Nous considérons également que lorsqu'on parle du droit de se déplacer, on ne parle pas uniquement d'étroites questions de droit ou à de droits démocratiques et humains fondamentaux. Ce droit interdit non seulement la discrimination fondée principalement sur la province de résidence antérieure ou actuelle. Pour reprendre les termes de la Charte, ce droit aide à cimenter une nation.
Refuser aux non-résidents le droit de voter dans un référendum sur la sécession revient à dire qu'une personne n'est pas nécessairement allée s'installer dans une autre province, par exemple, pour promouvoir sa carrière. Cela revient à dire que cette personne a abandonné l'endroit où elle est née.
La vie est plus compliquée que cela. Nous sommes nombreux à avoir des liens avec le Québec -- liens de famille, d'affaires et d'amitié. Nous n'avons pas abandonné le Québec, nous sommes simplement allés nous établir ailleurs. En protégeant ces liens et en encourageant le maintien d'un intérêt dans les affaires de la province d'origine, on fait du Canada un pays plus fort. C'est d'ailleurs vrai de n'importe quelle province du Canada, pas seulement du Québec. Pour le comprendre, imaginez le contraire: cela devient une recette pour accroître l'isolement régional et provincial.
La Cour suprême s'est prononcée en faveur de l'inclusion de tous les Québécois. Nous avons soigneusement étudié son avis sur le renvoi, mais nous avons également examiné une cause plus ancienne portée devant la Cour suprême en 1993, Haig c. Canada, qui avait trait au référendum constitutionnel de Charlottetown, au droit de vote et aux questions de résidence.
Partons du principe que les tribunaux en général et la Cour suprême en particulier n'aiment pas perdre leur temps. Le référendum sur l'Entente de Charlottetown a été tenu en 1992. On peut donc se demander pourquoi la Cour suprême a entendu un appel en 1993 portant sur une question qui n'était déjà plus qu'une hypothèse d'école, puisque le référendum n'était plus qu'un souvenir? C'était une façon de nous faire comprendre que l'époque de la conception étroite du droit de vote en fonction du lieu de résidence était révolue. Comment pourrait-on autrement expliquer le temps et les efforts consacrés à cette affaire? La Cour suprême tenait à nous dire quelque chose d'important.
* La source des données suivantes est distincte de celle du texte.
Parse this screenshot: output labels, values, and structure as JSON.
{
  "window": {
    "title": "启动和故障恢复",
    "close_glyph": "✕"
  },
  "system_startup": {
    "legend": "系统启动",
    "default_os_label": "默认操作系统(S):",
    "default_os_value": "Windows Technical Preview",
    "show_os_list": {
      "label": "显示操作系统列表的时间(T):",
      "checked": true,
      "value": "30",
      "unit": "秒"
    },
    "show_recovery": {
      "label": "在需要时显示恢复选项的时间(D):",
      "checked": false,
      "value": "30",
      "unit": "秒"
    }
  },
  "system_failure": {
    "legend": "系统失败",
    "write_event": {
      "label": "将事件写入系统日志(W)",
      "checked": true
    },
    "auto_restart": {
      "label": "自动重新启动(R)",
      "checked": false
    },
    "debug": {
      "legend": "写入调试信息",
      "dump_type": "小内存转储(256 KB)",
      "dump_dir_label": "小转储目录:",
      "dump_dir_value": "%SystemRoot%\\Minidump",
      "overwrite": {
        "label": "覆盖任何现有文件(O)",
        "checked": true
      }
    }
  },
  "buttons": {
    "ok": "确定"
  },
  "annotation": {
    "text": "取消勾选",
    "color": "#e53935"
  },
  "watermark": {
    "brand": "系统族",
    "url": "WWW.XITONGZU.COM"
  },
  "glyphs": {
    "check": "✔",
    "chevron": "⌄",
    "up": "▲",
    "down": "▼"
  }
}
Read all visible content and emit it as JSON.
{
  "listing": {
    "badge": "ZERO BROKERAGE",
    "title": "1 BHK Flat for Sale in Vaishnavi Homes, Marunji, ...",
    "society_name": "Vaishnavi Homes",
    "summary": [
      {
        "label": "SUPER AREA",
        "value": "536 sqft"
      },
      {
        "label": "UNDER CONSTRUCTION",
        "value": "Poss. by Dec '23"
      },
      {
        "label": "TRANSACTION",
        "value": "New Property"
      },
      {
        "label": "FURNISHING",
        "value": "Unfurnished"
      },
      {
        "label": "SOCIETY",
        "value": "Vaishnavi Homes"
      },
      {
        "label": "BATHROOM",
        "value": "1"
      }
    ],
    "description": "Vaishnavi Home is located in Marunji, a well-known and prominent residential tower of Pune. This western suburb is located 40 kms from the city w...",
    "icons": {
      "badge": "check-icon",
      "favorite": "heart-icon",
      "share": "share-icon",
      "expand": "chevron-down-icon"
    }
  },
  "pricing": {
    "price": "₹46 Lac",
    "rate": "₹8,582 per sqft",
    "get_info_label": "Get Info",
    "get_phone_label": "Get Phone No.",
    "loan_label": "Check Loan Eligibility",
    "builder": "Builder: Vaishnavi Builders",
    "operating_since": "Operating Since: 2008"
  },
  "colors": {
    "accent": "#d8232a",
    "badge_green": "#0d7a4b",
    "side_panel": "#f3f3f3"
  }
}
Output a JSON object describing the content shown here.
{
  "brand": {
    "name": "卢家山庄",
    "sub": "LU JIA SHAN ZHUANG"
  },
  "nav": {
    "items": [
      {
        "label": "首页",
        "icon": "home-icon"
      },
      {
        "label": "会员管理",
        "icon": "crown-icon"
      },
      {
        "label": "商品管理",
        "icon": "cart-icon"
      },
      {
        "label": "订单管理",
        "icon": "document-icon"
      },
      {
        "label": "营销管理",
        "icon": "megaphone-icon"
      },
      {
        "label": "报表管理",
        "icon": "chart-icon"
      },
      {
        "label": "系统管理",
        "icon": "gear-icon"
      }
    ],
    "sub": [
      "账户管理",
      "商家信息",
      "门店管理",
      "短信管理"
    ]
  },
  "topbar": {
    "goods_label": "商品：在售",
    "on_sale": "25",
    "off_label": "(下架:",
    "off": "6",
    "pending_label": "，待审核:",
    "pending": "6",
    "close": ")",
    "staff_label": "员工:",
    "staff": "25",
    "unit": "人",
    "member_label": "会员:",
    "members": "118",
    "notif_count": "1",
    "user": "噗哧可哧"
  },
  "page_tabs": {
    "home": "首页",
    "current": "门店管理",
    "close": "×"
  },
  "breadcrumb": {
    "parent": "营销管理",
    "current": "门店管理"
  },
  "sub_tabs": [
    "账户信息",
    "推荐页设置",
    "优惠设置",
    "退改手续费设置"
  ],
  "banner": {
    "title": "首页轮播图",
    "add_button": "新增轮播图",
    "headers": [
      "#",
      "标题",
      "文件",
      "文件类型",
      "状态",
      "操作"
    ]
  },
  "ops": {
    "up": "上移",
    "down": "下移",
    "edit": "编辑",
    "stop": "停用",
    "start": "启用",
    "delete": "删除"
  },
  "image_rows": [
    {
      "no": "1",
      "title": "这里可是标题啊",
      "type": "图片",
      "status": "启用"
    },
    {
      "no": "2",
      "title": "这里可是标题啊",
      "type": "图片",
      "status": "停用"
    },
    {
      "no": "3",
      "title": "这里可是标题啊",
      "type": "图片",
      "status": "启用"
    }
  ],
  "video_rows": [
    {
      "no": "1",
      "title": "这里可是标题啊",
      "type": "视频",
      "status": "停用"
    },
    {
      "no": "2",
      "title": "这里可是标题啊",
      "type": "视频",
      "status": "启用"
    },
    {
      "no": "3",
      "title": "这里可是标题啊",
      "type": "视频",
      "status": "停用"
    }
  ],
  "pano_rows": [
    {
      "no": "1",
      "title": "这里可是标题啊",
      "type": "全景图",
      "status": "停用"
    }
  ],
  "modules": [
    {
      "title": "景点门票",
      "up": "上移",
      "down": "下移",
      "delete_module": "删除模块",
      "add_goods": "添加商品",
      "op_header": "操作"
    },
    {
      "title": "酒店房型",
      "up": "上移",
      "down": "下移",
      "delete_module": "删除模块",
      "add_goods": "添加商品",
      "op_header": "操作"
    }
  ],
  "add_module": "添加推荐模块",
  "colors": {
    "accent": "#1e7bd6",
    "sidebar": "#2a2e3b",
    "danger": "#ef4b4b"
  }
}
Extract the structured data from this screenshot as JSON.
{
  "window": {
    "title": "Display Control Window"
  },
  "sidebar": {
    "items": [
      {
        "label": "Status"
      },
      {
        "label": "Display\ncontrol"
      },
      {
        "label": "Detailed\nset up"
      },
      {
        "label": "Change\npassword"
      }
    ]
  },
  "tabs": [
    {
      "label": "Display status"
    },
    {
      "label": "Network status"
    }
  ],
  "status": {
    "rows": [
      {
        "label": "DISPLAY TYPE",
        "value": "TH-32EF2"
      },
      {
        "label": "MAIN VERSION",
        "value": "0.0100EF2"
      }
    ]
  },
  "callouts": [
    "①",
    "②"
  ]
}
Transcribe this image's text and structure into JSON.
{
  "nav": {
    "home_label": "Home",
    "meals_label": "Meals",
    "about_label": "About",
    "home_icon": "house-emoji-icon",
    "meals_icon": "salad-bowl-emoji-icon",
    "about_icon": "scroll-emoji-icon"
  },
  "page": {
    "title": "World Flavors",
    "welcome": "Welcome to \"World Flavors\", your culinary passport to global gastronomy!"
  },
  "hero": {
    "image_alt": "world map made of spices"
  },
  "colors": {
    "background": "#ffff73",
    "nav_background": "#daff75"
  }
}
Dans ses notes d'allocution, le ministre des Affaires gouvernementales a mentionné la fréquence avec laquelle la Cour suprême utilise le mot «clair» pour souligner l'importance qu'elle attache à la clarté. Nous voudrions en faire de même au sujet de la notion de résidence.
Pour que le résultat soit clair, la Cour suprême voulait-elle que le droit de vote soit fondé sur une interprétation restrictive du lieu de résidence, ou au contraire sur une interprétation plus large et inclusive? À la page 12 de notre mémoire, nous présentons un tableau qui illustre la fréquence avec laquelle la Cour suprême a utilisé des termes se prêtant à une interprétation restrictive et précise, tels que «domicile», qui est une notion importante en droit du Québec, encore bien plus que les simples notions de résidence, de «résidents», ainsi que celles de notions inclusives plus générales telles que «Québécois» et le «peuple du Québec». Nous en avons fait de même pour l'expression «population», terme utilisé dans le projet de loi C-20, qui a plusieurs sens et qui apparaissait à huit reprises. Les expressions générales inclusives «peuple du Québec» et «Québécois» apparaissaient 26 fois, alors que «résident» ou «résidents» n'apparaissaient qu'à six reprises, soit une marge de plus de 80 p. 100 en faveur d'une interprétation plus large et inclusive. La notion la plus restrictive de «domicile» ou de «domicilié au Québec» n'a pas été mentionnée une seule fois.
Il semble clair que la Cour suprême pensait à tous les Québécois, et pas seulement aux résidents de la province au moment d'un référendum.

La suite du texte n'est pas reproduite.